Becoming a Man in the Shadowlands: a Survivor's Story
Copyright© 2019 by Dennis Randall
Chapter 38: Dodging the Draft
The war was moving from simmer to a rolling boil as I blew out the eighteen candles on my store-bought birthday cake and my childhood vanished in a cloud of waxy smelling smoke.
According to the calendar and the law, I was now officially an adult. I was a “man.” The trouble was I didn’t feel like a man. I was a kid with eighteen years of experience.
There was still a few slices of leftover birthday cake in the refrigerator back home as I reported to the Air Force assembly area in downtown Fitchburg nine days later and joined with forty other enlistees. I prepared to take the oath of enlistment in the United States Air Force. The next four years of my life would belong to Uncle Sam.
Most of the men around me were in their late teens. Several were in their twenties, and one man with prior service was pushing thirty. As I scanned the crowd, I soon realized I was one of the youngest ones there.
We boarded a bus and drove west to Springfield, Massachusetts. Upon arrival, the Air Force quartered us in a motel while we waited to be sworn in the next day. Our entire mob occupied nearly every room of the motel. Soon after we arrived, someone passed the hat to collect money for booze. After a quick liquor run, our quarters became the open bar on our floor.
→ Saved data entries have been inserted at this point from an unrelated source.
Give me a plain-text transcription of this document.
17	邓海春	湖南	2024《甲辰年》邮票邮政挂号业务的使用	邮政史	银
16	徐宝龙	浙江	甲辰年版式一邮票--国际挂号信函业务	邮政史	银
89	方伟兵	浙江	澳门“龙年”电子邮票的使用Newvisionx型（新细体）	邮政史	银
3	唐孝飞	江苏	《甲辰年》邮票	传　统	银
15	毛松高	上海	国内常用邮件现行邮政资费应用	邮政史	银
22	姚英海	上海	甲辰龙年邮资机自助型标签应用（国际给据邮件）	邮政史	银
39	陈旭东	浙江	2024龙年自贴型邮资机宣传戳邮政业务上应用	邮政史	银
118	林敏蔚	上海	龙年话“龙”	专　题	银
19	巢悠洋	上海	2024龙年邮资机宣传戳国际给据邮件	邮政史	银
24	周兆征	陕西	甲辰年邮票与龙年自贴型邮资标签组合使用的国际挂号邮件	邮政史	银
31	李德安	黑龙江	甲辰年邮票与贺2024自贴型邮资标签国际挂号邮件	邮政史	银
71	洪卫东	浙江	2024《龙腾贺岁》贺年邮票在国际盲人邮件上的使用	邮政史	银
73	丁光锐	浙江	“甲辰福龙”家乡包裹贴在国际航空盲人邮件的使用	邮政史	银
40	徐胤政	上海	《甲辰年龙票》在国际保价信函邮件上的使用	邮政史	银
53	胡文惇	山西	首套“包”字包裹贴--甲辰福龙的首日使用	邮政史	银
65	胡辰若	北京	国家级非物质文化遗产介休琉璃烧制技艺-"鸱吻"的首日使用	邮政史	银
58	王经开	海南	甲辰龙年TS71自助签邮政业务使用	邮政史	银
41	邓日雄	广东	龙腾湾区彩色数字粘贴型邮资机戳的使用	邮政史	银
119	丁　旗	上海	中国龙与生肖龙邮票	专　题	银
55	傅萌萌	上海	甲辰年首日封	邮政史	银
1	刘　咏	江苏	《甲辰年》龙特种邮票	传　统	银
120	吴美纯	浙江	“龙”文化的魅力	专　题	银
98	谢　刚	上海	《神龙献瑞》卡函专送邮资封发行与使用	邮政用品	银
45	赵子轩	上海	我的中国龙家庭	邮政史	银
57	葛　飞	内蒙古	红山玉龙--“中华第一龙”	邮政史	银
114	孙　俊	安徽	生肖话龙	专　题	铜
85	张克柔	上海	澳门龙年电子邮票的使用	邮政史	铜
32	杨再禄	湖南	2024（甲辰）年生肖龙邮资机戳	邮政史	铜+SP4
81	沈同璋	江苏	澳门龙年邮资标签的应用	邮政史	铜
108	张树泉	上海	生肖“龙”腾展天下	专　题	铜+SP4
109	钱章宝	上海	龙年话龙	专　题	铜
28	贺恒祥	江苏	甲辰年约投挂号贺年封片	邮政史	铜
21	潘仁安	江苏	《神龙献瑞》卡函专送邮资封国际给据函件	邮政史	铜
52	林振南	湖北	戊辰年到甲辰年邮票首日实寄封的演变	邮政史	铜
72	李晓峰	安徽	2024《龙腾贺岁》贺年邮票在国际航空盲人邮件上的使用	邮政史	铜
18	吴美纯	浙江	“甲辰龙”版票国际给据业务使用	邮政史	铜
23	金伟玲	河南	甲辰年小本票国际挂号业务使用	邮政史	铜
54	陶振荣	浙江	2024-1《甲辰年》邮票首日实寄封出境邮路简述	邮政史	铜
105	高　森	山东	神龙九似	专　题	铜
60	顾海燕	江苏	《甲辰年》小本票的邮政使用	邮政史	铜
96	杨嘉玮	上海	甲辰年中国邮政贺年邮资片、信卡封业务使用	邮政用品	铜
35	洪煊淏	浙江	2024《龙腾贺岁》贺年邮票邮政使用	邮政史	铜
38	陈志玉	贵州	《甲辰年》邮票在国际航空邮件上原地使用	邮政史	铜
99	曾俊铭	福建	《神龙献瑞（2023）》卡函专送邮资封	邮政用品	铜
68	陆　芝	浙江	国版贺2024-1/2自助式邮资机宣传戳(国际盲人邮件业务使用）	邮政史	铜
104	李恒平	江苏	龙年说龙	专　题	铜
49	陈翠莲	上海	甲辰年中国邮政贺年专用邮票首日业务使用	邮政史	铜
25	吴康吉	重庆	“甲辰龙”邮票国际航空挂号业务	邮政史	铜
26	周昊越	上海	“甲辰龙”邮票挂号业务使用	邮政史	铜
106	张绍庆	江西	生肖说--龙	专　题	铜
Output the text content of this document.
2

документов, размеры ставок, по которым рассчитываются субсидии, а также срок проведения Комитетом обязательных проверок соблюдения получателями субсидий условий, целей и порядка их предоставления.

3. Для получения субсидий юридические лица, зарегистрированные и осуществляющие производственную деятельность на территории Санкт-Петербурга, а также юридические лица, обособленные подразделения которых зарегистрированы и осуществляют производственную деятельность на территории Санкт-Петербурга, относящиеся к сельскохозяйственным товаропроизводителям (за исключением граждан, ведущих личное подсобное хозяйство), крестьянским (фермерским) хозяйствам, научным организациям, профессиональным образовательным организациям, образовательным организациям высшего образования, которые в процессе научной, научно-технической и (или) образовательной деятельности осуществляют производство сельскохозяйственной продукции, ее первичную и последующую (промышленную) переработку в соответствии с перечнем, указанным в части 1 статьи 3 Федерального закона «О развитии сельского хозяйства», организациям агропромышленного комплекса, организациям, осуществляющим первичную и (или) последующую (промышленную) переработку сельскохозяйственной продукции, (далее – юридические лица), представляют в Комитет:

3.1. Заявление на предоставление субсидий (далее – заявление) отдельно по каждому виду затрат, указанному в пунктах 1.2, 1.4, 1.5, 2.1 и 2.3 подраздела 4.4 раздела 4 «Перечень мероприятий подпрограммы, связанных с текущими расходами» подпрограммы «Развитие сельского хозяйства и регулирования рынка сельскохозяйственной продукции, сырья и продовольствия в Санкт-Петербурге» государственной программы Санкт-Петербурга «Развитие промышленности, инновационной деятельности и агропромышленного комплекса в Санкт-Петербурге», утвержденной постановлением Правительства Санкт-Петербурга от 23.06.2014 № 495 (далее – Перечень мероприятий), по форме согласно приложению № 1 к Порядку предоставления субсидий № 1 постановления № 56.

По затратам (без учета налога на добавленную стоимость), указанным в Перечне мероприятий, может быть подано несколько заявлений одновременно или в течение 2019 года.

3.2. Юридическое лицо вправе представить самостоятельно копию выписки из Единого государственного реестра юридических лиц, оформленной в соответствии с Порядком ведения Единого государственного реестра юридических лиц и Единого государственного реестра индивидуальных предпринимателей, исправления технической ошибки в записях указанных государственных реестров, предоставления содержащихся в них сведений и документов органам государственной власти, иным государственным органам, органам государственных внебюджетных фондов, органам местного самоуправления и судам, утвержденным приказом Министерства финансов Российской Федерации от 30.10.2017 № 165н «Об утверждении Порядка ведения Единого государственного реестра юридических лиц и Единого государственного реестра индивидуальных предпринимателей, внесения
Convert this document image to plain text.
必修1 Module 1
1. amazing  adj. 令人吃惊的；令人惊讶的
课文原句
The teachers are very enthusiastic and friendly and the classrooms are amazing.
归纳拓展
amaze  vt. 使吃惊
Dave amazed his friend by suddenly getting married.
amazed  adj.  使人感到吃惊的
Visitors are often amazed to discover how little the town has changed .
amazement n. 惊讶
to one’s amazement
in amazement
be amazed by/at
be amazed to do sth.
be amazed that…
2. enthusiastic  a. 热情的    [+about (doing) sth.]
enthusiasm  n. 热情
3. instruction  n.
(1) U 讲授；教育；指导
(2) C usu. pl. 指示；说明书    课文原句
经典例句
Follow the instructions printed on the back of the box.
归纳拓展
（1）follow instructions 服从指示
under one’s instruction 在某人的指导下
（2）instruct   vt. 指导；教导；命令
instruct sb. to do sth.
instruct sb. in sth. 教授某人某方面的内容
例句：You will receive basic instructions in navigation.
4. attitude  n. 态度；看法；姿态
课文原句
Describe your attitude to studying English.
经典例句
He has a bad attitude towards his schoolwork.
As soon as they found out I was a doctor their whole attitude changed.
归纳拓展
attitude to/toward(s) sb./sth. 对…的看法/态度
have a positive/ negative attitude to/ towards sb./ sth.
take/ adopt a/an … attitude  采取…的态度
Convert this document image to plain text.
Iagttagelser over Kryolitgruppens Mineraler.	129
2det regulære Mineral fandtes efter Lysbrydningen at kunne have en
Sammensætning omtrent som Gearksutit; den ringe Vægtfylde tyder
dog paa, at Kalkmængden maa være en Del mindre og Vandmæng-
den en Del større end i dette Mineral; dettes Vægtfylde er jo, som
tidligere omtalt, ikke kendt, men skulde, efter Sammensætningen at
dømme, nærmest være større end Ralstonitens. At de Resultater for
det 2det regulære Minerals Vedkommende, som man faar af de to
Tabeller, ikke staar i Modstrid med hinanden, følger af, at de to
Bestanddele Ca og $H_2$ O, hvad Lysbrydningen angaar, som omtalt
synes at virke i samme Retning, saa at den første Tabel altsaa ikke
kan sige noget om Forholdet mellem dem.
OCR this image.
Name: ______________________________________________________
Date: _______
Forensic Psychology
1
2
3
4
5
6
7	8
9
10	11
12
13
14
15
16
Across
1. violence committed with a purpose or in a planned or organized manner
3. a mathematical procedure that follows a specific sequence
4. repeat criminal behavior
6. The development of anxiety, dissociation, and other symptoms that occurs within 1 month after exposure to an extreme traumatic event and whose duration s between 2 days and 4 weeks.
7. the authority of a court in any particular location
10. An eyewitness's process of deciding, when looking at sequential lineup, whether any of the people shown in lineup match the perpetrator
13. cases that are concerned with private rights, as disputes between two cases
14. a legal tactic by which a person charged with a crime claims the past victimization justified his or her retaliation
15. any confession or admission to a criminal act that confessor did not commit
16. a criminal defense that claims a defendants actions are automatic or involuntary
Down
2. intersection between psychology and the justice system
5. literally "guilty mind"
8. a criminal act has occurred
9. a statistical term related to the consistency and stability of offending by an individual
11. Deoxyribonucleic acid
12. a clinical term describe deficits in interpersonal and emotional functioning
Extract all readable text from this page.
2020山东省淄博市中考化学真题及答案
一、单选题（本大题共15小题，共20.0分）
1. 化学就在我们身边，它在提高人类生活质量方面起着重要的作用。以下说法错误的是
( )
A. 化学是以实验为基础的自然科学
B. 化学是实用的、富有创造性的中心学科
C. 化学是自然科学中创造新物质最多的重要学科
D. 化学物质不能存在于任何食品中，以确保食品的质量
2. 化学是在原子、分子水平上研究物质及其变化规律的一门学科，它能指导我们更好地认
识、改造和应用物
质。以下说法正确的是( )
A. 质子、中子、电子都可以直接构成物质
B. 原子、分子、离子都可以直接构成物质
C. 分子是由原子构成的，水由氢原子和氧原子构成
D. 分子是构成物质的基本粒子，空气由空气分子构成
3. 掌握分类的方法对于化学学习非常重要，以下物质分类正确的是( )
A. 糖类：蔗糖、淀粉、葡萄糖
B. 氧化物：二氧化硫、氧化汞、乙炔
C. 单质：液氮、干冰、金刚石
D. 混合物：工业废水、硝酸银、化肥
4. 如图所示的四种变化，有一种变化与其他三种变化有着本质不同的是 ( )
It was July 6, 1966 and up until that day I had been a squeaky clean Preacher’s Kid. My experience with alcohol consisted of a single sip of beer at a wedding reception. I hated the taste so I’d crossed beer off my list of beverages.
Our bartender, a man named Tony, offered me a beer. When I declined, he offered me a double shot of Johnny Walker and Coke.
I thought the taste was delightful so I chugged it down and asked for another. Tony told me that I was free to mix my own and there was no limit. Like a kid in a candy shop, I sat next to the bar and wolfed down half-dozen mixed drinks in a row.
All was well until the dinner arrived. I stood to get a slice of pizza. As I was standing there, the floor rose up and smacked me in the face. I woke up as several guys were carrying me off to bed.
The next morning on July 7, 1966, I joined the other men enlisting in the Air Force. We were gathered together in a large room of the Springfield Armory. My memory of the event was every bit as fuzzy as my tongue. However, I do remember my oath.